The answer to that question is more complicated than any one person could ever hope to address.

But, one way might be to stop an ill-conceived and badly-framed “war” to try to “put an end to violent extremism” — and focus instead on the question of ignorance, and how it can be countered if professed values are violated by extra-judicial targeted killings renditions and torture and deprivations of human rights, “black holes” and Guantanamo Bay detention center…

UPDATE: As to which person or group of people were responsible for the attack in Benghazi and the death of the American Ambassador and his three colleagues, State Department Spokesperson Nuland said “we are very cautious about drawing any conclusions with regard to who the perpetrators were, what their motivations were, whether it was premeditated, whether they had any external contacts, whether there was any link, until we have a chance to investigate along with the Libyans.
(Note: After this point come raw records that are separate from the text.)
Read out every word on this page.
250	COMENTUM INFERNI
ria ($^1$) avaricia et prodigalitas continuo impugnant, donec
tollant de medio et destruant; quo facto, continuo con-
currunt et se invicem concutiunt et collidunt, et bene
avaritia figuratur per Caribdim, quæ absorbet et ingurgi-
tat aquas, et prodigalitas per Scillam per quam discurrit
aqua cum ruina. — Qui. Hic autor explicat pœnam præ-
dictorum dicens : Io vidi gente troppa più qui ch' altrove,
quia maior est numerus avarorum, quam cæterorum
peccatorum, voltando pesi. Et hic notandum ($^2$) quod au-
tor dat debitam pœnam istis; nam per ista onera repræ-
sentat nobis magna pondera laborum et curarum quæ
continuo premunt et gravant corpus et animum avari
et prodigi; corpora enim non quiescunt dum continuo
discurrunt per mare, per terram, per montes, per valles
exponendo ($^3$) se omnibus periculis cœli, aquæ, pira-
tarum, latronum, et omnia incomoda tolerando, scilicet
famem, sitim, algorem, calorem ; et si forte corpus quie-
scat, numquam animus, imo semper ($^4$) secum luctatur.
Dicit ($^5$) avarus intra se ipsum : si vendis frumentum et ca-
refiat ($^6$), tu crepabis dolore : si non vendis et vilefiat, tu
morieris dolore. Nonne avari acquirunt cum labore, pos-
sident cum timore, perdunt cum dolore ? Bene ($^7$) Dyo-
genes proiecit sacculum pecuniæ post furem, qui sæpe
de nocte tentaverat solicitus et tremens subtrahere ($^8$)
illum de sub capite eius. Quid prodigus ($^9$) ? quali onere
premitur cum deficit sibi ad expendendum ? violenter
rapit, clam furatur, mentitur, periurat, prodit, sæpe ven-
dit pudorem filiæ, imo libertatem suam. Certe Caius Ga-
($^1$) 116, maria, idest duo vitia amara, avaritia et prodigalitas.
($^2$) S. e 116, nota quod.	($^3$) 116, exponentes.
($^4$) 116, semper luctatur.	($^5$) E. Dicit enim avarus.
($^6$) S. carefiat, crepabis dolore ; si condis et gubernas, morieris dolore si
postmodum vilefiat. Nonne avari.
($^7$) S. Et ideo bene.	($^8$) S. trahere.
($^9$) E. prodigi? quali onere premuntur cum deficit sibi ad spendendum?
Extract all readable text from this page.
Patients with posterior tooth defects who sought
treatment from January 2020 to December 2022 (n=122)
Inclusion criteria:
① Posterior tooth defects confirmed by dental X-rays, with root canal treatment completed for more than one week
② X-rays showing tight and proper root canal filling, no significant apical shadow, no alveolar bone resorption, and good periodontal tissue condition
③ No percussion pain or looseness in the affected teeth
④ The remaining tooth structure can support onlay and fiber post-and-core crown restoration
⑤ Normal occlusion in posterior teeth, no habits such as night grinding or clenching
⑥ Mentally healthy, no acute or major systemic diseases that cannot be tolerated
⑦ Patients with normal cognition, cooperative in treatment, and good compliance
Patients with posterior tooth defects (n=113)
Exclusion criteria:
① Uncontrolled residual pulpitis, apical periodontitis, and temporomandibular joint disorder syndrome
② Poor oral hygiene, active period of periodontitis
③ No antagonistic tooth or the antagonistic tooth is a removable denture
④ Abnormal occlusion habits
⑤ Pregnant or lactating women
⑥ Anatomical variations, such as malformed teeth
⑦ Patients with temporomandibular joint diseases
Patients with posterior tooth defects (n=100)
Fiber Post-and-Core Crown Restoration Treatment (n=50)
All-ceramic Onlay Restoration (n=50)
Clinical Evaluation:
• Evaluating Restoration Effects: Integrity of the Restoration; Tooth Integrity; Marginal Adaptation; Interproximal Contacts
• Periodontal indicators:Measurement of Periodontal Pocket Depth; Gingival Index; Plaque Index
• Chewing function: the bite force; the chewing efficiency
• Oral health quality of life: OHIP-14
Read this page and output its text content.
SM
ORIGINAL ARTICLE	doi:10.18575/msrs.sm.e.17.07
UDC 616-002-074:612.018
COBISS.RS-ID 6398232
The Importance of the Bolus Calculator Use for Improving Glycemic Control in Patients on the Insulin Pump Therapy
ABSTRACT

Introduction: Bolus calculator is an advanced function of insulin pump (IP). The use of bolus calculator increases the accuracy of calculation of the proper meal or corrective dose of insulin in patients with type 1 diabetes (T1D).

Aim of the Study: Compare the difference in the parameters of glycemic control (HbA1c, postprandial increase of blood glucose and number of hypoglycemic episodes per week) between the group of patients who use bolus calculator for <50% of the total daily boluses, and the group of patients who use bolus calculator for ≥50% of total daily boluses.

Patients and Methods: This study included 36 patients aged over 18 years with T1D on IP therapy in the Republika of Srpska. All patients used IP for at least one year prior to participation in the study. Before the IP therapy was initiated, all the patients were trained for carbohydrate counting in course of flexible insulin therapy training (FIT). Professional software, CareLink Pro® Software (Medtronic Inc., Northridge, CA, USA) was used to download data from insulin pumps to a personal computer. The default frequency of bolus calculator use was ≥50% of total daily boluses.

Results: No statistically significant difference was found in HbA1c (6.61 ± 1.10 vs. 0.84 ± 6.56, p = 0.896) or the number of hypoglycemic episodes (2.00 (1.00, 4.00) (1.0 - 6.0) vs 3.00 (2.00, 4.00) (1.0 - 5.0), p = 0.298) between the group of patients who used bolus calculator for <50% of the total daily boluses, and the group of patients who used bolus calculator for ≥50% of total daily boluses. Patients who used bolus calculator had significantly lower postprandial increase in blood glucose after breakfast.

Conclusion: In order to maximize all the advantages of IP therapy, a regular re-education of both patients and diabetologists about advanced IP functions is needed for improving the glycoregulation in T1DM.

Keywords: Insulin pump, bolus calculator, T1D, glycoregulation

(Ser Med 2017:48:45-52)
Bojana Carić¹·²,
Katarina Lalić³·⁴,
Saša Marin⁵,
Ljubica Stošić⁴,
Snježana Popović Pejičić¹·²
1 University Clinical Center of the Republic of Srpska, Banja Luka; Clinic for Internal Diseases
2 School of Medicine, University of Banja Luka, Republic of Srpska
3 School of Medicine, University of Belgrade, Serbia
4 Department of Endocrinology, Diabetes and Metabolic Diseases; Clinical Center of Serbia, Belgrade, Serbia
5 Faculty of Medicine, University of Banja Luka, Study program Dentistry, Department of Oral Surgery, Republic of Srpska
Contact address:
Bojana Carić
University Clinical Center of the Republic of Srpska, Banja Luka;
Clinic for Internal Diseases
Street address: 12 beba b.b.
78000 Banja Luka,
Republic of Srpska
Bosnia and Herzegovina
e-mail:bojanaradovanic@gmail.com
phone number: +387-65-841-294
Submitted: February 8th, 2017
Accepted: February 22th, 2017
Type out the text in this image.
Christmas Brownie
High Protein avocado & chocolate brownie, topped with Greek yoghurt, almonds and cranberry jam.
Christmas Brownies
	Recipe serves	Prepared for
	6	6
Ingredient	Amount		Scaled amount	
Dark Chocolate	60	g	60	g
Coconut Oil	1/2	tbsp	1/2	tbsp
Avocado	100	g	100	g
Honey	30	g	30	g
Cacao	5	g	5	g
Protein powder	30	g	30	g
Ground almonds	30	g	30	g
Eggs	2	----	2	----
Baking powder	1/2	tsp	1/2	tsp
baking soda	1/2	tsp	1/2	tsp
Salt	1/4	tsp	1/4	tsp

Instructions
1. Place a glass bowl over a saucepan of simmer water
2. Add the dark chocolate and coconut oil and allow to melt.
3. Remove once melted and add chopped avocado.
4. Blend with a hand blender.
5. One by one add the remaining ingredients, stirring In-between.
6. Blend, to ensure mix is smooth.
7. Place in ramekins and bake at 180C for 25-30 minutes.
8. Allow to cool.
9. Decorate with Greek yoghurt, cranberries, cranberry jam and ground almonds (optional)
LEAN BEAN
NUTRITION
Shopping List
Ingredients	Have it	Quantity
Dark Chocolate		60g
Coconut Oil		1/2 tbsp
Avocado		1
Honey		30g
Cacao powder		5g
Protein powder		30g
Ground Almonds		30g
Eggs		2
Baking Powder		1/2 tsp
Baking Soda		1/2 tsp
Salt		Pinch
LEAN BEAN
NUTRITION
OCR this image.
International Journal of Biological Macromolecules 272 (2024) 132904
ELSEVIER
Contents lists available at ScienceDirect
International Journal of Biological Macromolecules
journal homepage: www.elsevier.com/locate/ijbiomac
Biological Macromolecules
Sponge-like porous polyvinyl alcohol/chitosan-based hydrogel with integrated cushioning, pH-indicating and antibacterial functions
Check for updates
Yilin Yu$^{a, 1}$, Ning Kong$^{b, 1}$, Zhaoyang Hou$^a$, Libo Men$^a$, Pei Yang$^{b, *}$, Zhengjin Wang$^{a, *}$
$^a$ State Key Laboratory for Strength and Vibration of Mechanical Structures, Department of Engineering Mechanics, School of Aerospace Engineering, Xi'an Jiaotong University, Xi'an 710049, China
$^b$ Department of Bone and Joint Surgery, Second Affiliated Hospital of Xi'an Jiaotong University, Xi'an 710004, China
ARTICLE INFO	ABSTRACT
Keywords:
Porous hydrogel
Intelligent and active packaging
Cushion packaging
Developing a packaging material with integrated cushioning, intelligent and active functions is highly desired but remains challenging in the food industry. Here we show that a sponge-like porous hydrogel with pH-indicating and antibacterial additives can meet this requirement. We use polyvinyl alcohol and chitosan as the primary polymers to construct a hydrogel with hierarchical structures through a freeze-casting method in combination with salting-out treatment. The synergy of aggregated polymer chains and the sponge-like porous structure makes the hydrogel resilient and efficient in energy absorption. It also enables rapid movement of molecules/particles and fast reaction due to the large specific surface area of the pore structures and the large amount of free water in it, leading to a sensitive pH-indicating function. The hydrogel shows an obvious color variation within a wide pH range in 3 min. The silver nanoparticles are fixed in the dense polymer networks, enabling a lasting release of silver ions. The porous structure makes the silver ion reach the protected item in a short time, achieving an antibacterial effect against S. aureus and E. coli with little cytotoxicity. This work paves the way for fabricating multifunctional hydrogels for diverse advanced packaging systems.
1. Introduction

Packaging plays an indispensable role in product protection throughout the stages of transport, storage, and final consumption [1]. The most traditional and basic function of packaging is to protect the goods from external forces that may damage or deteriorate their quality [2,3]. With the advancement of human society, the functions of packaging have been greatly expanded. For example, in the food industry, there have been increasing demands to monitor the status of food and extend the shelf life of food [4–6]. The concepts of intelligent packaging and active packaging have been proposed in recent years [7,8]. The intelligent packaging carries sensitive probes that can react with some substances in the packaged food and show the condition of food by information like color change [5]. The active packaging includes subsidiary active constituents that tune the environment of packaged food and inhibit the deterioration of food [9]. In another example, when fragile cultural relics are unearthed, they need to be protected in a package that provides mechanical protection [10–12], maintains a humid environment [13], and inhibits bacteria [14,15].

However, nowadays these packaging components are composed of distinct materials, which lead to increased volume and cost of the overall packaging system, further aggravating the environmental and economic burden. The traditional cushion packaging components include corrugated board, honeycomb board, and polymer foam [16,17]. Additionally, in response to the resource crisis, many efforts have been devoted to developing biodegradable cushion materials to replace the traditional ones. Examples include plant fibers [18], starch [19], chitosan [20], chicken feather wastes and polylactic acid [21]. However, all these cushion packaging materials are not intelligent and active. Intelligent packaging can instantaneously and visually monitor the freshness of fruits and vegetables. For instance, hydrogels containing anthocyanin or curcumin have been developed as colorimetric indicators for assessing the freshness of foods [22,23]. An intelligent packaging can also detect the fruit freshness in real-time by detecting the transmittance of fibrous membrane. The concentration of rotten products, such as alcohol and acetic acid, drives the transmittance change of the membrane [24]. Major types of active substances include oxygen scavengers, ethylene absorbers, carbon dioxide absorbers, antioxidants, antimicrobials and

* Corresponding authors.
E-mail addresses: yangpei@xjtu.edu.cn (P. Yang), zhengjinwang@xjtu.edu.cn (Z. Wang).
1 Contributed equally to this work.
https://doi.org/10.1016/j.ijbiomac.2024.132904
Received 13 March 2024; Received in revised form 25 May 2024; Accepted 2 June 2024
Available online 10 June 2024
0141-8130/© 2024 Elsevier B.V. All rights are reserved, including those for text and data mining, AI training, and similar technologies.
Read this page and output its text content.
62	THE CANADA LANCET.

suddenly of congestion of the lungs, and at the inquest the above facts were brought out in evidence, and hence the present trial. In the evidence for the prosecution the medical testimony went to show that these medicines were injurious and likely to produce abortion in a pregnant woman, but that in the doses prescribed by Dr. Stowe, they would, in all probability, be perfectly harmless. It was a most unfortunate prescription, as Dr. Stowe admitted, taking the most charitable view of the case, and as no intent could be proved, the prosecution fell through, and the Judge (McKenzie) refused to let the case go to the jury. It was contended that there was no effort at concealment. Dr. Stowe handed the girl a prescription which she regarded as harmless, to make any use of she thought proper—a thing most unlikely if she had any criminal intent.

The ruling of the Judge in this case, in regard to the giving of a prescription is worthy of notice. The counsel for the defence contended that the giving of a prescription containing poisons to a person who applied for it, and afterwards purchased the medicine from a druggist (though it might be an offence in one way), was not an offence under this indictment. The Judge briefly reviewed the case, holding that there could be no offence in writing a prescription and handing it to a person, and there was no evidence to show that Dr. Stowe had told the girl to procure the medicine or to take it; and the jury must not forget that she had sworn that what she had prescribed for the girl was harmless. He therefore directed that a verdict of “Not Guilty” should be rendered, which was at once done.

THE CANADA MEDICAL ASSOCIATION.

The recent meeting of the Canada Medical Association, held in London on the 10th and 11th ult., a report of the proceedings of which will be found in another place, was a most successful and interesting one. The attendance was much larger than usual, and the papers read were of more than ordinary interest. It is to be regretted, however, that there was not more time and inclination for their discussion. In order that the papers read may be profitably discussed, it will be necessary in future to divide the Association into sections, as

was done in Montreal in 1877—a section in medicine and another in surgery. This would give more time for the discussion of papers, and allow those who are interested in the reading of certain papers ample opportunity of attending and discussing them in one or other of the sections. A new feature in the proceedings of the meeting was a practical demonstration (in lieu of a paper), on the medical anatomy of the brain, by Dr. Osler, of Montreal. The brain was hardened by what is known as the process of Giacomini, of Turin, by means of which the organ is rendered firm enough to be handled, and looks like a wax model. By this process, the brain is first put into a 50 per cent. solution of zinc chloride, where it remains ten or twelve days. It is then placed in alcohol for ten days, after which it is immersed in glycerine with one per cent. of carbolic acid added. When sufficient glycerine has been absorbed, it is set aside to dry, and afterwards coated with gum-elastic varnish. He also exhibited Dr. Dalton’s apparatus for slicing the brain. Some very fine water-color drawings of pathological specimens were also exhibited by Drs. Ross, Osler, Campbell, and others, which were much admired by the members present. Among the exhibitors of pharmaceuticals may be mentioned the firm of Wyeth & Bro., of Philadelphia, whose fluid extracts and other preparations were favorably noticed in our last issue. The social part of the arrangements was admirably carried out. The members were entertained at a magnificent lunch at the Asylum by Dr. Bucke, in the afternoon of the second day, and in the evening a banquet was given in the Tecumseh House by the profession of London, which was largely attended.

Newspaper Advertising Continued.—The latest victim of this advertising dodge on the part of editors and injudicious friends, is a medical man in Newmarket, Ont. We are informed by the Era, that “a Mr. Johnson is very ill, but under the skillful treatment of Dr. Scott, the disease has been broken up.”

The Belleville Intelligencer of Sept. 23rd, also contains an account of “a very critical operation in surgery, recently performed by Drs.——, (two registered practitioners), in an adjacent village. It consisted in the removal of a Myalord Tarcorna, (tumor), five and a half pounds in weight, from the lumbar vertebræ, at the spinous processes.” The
So I know that’s going to be frustrating for you, but we really want to make sure that we do this right and we don’t jump to conclusions. “That said, obviously, there are plenty of people around the region citing this disgusting video as something that has been motivating. As the Secretary said this morning, while we as Americans, of course, respect free speech, respect free expression, there’s never an excuse for it to become violent.